Nach fast eineinhalb Jahrzehnten haben sich diese Politik und ihre Auswirkungen in vier Hauptteilen entfaltet. Zunächst war da das Chaos der Finanzkrise, das zu einer sogenannten „Notfallreaktion“ führte. Dann kam die Abhängigkeit der Märkte vom Zentralbankgeld. Darauf folgte eine politische Reaktion, welche die Zentralbanken dazu brachte, sich auf das nächste Chaos einzustellen. Schließlich haben wir eine Metamorphose erreicht - nicht nur in der Geldpolitik, sondern in einer breiten, neuen Realität.
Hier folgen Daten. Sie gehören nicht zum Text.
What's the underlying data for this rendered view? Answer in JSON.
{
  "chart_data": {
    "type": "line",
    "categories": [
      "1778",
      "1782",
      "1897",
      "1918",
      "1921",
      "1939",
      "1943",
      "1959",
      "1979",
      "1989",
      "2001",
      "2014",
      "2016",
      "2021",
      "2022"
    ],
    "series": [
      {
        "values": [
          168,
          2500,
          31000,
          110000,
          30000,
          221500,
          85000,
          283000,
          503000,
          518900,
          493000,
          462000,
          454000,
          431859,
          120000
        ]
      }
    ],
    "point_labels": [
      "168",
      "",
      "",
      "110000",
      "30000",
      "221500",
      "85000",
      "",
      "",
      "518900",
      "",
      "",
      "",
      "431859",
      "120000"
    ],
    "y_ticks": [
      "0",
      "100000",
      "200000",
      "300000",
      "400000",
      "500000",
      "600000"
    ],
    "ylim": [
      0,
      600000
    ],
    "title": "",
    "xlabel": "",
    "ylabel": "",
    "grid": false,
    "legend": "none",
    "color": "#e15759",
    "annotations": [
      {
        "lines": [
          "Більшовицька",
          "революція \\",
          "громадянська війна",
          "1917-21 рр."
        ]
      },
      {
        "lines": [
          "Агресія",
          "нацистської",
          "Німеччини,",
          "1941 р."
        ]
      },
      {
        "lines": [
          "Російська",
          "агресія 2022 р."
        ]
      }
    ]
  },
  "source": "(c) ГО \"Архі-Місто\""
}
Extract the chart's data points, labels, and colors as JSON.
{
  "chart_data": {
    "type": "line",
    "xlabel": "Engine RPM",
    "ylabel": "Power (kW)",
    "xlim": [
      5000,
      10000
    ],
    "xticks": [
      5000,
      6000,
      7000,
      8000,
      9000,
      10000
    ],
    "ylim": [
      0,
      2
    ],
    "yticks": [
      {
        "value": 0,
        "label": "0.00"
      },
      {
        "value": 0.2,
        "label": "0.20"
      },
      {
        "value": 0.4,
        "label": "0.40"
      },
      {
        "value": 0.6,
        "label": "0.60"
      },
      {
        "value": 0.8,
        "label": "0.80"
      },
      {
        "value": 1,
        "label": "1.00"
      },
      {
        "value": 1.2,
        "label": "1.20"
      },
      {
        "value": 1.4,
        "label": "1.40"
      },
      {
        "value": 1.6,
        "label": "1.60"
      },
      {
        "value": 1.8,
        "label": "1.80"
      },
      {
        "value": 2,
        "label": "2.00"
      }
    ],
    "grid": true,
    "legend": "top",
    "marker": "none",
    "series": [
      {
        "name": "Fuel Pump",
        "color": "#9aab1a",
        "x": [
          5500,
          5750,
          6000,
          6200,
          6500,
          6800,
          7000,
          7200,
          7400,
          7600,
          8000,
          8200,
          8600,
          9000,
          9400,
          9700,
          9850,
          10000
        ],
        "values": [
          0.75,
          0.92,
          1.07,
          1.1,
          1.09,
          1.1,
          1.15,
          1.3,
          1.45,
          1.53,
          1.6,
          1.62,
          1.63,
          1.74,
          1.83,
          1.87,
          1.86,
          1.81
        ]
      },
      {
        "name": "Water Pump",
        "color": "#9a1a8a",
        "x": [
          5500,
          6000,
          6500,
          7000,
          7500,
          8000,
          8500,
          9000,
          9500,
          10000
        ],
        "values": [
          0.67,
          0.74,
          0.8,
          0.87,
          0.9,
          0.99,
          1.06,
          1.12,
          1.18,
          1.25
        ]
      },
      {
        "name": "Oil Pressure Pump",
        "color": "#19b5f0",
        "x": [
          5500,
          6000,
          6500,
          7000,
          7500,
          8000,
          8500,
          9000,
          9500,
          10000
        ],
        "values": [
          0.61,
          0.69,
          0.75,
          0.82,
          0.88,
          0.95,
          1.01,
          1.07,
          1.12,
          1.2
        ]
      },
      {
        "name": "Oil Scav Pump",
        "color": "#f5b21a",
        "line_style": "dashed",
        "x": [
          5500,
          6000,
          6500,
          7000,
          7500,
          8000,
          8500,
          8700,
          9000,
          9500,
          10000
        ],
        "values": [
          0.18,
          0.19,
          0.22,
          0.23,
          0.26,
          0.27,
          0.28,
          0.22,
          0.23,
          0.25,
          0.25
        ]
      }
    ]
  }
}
Die Hilfen der Zentralbank trieben und treiben die Banken und Märkte in die Höhe und sorgen dafür, dass öffentliche und private Schulden in Rekordhöhe aufgenommen wurden. Diese Bedingungen lösten eine Welle der Anhäufung von Reichtum ohne Rechenschaftspflicht aus. Die Zentralbanken konnten zwar die Märkte mit Geld überschwemmen, aber nicht kontrollieren, wie es ausgegeben wurde bzw. wird. Sie konnten mit finanzieller Alchemie eingreifen, hatten aber keine Befugnis, durchzusetzen, dass die zusätzlichen Schulden jemals durch Wirtschaftswachstum zurückgezahlt werden konnten. Die bloße Existenz dieser Schulden wurde für Regierungen in aller Welt zu einer bequemen Ausrede, um die Haushalte zu kürzen und die öffentlichen Ausgaben in Bereichen wie medizinische Versorgung, Bildung, Umschulung von Arbeitnehmern und Infrastruktur zu reduzieren. Unternehmen, die sich massiv verschuldeten, gingen dazu über, Arbeitsplätze zu streichen, die Arbeitszeit zu verlängern und Leistungen zu kürzen, um dies zu kompensieren. Während die Aktionäre von den Interventionen der Zentralbanken profitieren, wurden und werden die Arbeitnehmer zurückgelassen und ausgepresst.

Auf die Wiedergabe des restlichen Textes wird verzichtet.